Le problematiche del mondo del lavoro, già complicate in una situazione di bassa crescita (di crescita zero, finché governava il presidente delle belle segretarie di cui sopra), si fanno addirittura drammatiche per le donne, costose per i ceti medio-alti e insostenibili per i ceti medio-bassi.
Se si aggiungono aspetti variamente correlati al problema, come la situazione delle straniere, la violenza contro le donne che si è fatta, se possibile, più brutale e diffusa, o la mercificazione del corpo, si vedrà che nessun progresso reale è intervenuto nella situazione delle italiane negli ultimi vent' anni.
Se si aggiungono ancora (benzina sul fuoco) gli attacchi ai diritti acquisiti, aborto, inseminazione -quasi quasi pure le ecografie - e i balletti necrofili, integralisti, neo-con sulla pelle delle donne, si vedrà che abbiamo fatto un vero, innegabile, strabiliante passo indietro.
Un grande passo indietro delle donne con la grande complicità delle donne stesse. È così, non nascondiamocelo. Non di tutte, certo, ma di molte. E se fossimo un esercito, avremmo tra le nostre fila un po' troppi collaborazionisti.
Certi giorni mi sento accerchiata. Certi giorni le cose vengono avanti tutte assieme e allora è più facile verificare che quel sentimento di assedio non è una paturnia solo mia. Certi giorni le agenzie di stampa sputano fuori dati e statistiche, o le dichiarazioni di un politico particolarmente becero, o l'ultima di Ruini, o le intercettazioni d'un principe porcaccione, o l'ennesimo massacro in famiglia, e allora mi accorgo che tutto, in qualche modo, torna. Si ricombina. Ecco un segnale, mi dico. Ed ecco un altro segnale. E poi: ehi, ancora un altro segnale. Finché emerge la certezza che tutto si tiene. Un Ruini, a sorpresa, si incrocia perfettamente con la pubblicità osé, e allo stesso tempo si incastra come il pezzo di un puzzle sul guizzo maschilista, sulla battuta volgare. Tutto si tiene; è lo stesso disegno, tanti fiumi che vanno allo stesso mare: quello dell'ostentato disprezzo per la donna.
Va bene, a volte mi impunto su cose che sembrano assolutamente secondarie e che magari colpiscono solo me: una pubblicità particolarmente lasciva, un claim discriminatorio, il commento d'un vicino al ristorante quando appare la Turco al tg e lui, tutto unto e porroso col gambero mezzo succhiato ancora in pugno come un personaggio della Ghermandi, dice sarcastico: «Guardate quant'è bella! Una donna splendida...».

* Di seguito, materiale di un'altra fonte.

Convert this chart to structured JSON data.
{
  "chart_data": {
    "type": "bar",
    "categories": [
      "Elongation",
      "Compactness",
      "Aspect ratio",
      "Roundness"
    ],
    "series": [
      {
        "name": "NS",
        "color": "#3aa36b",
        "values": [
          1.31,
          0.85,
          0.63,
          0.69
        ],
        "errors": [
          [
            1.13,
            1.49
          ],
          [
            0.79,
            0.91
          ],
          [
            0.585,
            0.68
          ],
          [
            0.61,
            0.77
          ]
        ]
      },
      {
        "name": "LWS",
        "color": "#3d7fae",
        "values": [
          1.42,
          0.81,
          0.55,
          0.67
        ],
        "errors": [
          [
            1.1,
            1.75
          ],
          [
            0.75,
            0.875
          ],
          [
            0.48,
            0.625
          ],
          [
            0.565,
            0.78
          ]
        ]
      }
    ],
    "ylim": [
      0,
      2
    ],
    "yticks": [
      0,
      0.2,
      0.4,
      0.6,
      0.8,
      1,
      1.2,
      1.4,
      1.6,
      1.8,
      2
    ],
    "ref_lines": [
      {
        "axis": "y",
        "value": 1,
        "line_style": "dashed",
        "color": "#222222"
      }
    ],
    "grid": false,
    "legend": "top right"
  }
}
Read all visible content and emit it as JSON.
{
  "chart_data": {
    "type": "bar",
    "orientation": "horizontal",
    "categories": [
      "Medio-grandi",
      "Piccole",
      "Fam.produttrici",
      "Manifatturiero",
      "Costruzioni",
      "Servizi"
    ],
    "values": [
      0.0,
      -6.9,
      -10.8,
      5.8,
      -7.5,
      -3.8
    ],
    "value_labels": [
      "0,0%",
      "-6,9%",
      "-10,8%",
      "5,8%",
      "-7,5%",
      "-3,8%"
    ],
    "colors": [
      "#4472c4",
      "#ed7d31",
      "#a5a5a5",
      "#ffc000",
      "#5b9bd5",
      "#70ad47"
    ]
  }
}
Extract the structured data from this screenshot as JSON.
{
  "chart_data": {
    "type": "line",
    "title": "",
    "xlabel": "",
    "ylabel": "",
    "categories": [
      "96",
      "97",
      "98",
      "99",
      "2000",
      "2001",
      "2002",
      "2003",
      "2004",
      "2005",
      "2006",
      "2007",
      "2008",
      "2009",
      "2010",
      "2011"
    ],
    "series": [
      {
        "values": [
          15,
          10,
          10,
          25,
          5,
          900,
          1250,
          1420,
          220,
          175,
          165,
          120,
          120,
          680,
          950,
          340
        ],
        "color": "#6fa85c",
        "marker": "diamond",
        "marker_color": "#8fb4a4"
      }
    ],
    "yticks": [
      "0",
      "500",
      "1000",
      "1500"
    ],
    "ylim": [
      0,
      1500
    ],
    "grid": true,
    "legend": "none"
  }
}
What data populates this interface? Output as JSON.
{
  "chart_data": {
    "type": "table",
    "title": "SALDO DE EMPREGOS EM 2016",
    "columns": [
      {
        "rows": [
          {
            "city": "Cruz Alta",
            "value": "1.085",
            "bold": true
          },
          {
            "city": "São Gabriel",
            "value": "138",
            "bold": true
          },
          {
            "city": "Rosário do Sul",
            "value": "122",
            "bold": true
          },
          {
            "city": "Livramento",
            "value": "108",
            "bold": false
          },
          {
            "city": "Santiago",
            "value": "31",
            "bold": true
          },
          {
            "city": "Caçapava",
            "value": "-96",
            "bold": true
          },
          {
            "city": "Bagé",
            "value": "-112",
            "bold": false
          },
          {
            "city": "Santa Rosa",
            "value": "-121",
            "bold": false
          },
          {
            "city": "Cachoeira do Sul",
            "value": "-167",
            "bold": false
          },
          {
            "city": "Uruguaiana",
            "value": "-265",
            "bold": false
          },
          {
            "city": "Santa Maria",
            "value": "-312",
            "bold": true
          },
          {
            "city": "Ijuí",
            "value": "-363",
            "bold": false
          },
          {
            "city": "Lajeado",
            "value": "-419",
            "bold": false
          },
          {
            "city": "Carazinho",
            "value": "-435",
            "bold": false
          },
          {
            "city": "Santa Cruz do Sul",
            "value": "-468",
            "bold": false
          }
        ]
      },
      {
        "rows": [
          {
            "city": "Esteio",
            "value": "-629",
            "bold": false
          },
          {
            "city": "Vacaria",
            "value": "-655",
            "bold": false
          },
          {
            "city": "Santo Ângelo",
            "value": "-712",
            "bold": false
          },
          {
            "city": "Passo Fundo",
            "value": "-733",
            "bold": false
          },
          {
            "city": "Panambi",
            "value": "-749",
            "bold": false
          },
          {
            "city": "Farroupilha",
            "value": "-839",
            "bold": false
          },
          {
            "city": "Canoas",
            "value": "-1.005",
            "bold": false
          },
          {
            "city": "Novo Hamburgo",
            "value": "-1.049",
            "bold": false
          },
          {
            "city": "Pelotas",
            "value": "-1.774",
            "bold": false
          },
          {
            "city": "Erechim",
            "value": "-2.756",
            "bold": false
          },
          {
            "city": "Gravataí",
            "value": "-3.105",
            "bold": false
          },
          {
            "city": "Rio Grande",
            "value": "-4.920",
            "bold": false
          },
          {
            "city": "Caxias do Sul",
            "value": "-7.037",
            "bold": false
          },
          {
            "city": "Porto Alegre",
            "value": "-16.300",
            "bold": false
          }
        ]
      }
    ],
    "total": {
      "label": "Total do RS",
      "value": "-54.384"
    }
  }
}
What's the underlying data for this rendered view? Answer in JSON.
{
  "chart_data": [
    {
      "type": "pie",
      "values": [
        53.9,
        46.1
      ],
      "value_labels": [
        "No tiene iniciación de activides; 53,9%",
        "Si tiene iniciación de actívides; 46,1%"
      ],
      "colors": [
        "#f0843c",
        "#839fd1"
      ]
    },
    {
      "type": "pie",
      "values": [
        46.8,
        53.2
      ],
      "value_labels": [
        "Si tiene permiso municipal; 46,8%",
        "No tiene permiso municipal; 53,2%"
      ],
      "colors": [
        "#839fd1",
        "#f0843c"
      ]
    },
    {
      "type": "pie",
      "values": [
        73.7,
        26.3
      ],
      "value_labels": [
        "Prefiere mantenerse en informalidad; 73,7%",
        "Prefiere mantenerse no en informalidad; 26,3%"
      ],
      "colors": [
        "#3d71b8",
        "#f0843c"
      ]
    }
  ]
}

La stampa periodica costringe a un eterno interminabile slalom per evitare, ad averne l'accortezza, gli eccessi fascistelli d'un Pietrangdo Buttafuoco che non manca mai di apostrofare la Prestigiacomo con i bavosi e per nulla galanti «bedda» o «beddissima», da vero «galantuomo» del Sud (che palle!); oppure ecco le curve della nobil fanciulla signorina Ilaria Visconti di Modrone, gambe all'aria in un bel salotto, fotografata con tacchi a stiletto di dodici centimetri e autoreggenti nere a commento di una banalissima (anzi, alquanto loffia) intervista, che rappresenta la scusa per pubblicare qualche foto pornosoft.
Sfogliate, sfogliate, qualcosa resterà.